L'orante ha perso la sua sicurezza; cattivi presagi lo turbano; la gente parla male di lui; i cortigiani presentano petizioni per infangarne la reputazione; la calunnia e la falsità lo circondano; il suo parlare si fa dunque muto; il suo grido, silenzio (rigo 72: šá-pu-tum šá-gi-ma-ti šá-qum-meš x še[...]).
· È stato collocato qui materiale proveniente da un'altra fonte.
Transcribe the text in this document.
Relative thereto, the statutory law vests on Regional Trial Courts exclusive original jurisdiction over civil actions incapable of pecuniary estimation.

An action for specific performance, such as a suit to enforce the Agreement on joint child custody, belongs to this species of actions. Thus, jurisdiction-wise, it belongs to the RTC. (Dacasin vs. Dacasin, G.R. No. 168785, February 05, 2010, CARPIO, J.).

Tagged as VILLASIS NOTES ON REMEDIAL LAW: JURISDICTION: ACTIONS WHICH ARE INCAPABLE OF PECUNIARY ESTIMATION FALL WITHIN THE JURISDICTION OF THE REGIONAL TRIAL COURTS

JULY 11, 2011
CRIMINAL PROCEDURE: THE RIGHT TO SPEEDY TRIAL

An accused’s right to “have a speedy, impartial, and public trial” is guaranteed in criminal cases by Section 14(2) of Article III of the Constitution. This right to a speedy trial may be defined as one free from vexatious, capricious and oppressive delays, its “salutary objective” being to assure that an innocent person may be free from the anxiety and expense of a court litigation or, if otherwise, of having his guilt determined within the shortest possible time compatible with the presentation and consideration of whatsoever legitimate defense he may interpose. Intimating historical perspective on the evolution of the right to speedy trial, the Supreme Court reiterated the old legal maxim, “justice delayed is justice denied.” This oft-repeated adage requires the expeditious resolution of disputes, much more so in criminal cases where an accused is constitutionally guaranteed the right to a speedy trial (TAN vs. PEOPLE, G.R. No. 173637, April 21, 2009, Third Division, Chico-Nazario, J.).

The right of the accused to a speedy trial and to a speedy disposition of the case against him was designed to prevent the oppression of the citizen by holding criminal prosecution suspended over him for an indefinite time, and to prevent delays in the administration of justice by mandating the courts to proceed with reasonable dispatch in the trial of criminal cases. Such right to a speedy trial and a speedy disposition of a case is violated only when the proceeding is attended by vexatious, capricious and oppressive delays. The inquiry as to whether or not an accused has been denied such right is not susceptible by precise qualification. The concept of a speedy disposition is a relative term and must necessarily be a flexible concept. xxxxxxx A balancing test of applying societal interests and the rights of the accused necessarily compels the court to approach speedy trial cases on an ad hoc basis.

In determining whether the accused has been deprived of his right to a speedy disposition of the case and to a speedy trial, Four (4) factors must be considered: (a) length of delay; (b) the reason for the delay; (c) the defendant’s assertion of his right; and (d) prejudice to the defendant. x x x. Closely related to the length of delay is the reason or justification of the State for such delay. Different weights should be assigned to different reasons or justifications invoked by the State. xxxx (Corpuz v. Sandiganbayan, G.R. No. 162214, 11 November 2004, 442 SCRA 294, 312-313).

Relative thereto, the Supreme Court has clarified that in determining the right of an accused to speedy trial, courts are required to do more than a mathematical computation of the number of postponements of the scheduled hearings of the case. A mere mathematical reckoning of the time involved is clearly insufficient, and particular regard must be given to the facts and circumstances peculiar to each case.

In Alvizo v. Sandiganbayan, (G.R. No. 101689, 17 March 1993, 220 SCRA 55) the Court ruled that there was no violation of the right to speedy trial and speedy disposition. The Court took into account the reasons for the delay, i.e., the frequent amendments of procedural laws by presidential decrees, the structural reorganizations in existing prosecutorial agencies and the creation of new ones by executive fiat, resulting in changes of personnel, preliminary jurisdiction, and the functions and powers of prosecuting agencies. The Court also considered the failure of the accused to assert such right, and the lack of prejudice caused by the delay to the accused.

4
Da dignitario quale era la sua figura, ora è quella di un misero schiavo. Anche i parenti lo hanno abbandonato, lo hanno lasciato solo. L'intera città ora la guarda come un nemico. Il suo amico lo ha abbandonato e il suo compagno trama contro di lui. Colui che lo difende, cade; colui che lo calunnia viene innalzato. Lo hanno sostituito nella sua attività, anche nei riti religiosi è subentrato un altro al suo posto.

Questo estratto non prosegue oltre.